I no longer buy wood stains or at least any in the Hardware stores.  all of them I find are water based and I hate water based stain.  I know you can get mineral spirit based stain from Brownell's and others, but I just use or mix to my preferance Fleiberlings Leather dyes.  I've used a lot of stains over the years, but I have found none I like better than this.

For most period rifles, plain old fashioned varnish was the finish, linseed oil finishes were done on fancier grade guns.  But I like linseed oil finishes and do the full old time fill all the pores route of the high grade guns.  If it gets damaged it is easy to fix.

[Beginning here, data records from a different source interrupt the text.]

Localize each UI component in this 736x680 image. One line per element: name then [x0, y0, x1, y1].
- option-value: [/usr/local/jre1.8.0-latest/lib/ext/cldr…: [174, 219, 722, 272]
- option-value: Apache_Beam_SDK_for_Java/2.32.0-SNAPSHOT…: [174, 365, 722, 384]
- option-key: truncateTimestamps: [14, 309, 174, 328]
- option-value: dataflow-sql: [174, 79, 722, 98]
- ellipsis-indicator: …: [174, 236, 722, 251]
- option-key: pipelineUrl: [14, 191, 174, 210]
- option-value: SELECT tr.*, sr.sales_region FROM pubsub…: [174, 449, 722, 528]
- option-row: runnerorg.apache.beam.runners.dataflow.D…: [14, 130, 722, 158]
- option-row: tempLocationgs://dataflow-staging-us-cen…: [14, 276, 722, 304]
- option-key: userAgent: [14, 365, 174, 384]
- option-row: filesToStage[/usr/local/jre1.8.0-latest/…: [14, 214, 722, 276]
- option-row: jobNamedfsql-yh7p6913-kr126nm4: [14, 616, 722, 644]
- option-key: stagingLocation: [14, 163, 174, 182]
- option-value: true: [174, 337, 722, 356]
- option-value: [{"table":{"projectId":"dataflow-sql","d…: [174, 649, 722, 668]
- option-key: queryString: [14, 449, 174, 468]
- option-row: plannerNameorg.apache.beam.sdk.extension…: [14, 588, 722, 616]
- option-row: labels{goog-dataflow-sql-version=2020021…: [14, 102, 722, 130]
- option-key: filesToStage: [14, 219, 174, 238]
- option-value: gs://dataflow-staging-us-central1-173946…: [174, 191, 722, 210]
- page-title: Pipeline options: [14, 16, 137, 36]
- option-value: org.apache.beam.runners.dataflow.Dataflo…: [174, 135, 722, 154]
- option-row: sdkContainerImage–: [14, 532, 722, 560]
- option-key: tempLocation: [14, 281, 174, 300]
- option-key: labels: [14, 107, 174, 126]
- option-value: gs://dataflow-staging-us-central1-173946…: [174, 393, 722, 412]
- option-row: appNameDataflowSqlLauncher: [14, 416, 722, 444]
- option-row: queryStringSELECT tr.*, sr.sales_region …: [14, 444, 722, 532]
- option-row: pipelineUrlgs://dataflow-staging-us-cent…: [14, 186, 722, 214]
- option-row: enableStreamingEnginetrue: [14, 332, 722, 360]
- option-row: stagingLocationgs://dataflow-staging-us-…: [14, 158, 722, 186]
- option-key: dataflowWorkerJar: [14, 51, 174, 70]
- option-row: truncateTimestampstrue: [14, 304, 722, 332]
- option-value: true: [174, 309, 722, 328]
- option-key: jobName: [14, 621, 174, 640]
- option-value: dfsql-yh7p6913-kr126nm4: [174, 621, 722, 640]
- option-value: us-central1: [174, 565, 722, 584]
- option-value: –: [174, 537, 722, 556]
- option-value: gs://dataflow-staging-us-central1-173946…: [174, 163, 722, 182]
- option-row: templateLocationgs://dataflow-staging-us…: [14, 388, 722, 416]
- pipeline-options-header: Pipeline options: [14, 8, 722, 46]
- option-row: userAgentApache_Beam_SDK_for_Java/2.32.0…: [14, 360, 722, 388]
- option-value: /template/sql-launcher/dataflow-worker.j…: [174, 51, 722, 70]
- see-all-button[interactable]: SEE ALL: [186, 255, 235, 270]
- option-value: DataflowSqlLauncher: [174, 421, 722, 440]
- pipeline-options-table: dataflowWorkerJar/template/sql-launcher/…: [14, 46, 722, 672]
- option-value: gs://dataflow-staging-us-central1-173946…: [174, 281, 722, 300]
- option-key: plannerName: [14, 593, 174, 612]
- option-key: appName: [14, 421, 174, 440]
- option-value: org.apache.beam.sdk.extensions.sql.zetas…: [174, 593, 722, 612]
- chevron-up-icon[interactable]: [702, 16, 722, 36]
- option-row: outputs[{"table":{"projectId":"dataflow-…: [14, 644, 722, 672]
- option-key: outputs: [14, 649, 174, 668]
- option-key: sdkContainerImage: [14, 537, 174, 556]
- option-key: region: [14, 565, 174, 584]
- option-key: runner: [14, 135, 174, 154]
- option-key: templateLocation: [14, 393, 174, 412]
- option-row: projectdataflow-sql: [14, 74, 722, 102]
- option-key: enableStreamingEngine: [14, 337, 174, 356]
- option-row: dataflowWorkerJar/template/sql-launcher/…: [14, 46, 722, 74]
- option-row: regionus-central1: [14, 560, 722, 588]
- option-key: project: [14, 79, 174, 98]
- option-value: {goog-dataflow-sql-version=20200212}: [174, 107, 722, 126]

I do this on both guns and the knives I make or the ones I put new handles on.  The blood that I get on them does not get into the wood.
Mongrel Historian


Always get the water for the coffee upstream from the herd.

Ab Ovo Usque ad Mala

The time has passed so quick, the years all run together now.

Silver Creek Slim

Steel Horse Bailey,
I've been shooting my Henry for about a year now (with BP of course). I have not touched the reciever or buttplate with anything but  Ballistol. They have alot of "character" to them. I like it that way, but yer mileage may vary.  ;)

Slim
NCOWS 2329, WartHog, SCORRS, SBSS, BHR, GAF, RBCS, Dirty RATS, BTBM, IPSAC, Cosie-in-training
I love the smell of Black Powder in the morning!

jiminy criquet

Glad to hear it turned out OK....can't wait to see some pictures.  And yes, I've also found that letting those cans of minwax stain sit in the garage for several years seems to concentrate the color.  It probably has something to do with the evaporation of some of the carrier solvents, leaving the pigments concentrated.

By the way, the majority of minwax stains are still oil based (the stuff in the little yellow cans).
http://www.minwax.com/products/woodstain/woodfinish.cfm

The minwax water based stains come in the newfangled colored containers.